I can probably configure GateOne to use PAM, as any domain logins will then authenticate through PBIS Open, but then I lose single-sign-on.

This may not be a GateOne issue at all. Thanks for the help. If I get the bravery, I may get a new Ubuntu VM set up and manually configure kerberos - not looking forward to that, really :) Then I'll give the SSO another go. For now, anonymous login may have to do.

[incredibleweirdo]

Last note - despite kvno working on the Ubuntu box, using Ktpass on a Windows server to export the keytab for the SPN gives an error about the SPN not being mapped to a user account. So this again may be my issue, as it's mapped to the computer account, not a user account.
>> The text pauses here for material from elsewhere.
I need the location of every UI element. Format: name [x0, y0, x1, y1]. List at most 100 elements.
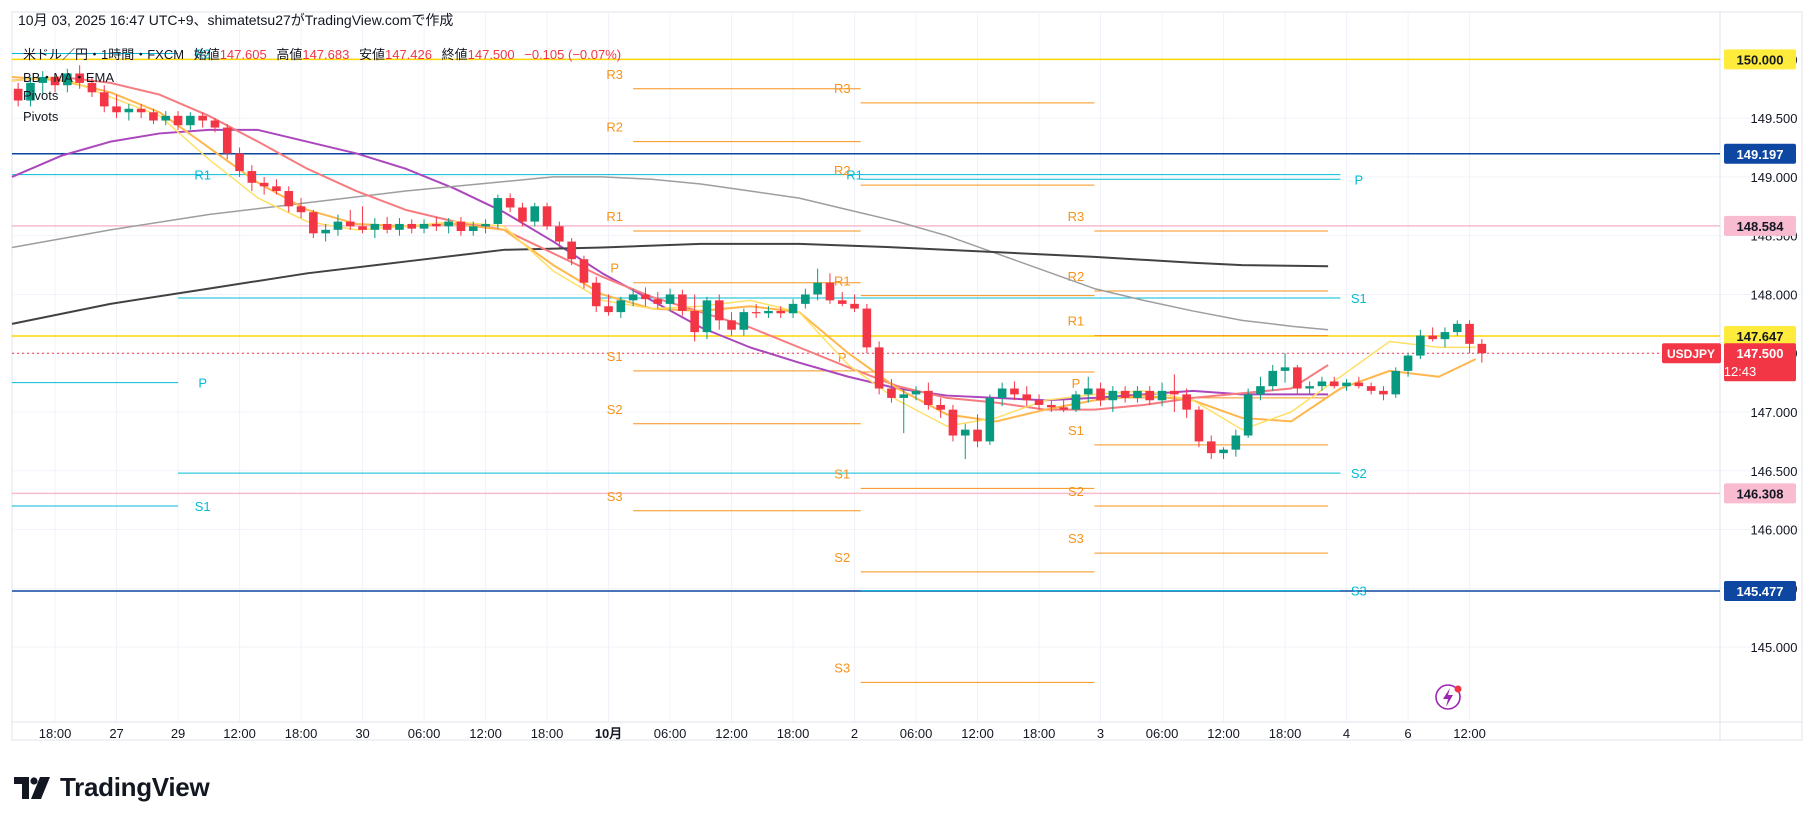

I was using Ktpass because apparently kadmin is not compatible with ActiveDirectory, and thus the only way to add the SPN to they keytab is to create the keytab on Windows and merge it on the Ubuntu box. Something that may be helpful in the documentation.

Thanks again.

[liftoff]

You can create a krb5.keytab using the computer object. You just have to know the computer object's password. From that you can create a keytab using ktutil which should work just fine.

I don't have the instructions on me at the moment but I'll see if I can post them tomorrow when I have access to my notes.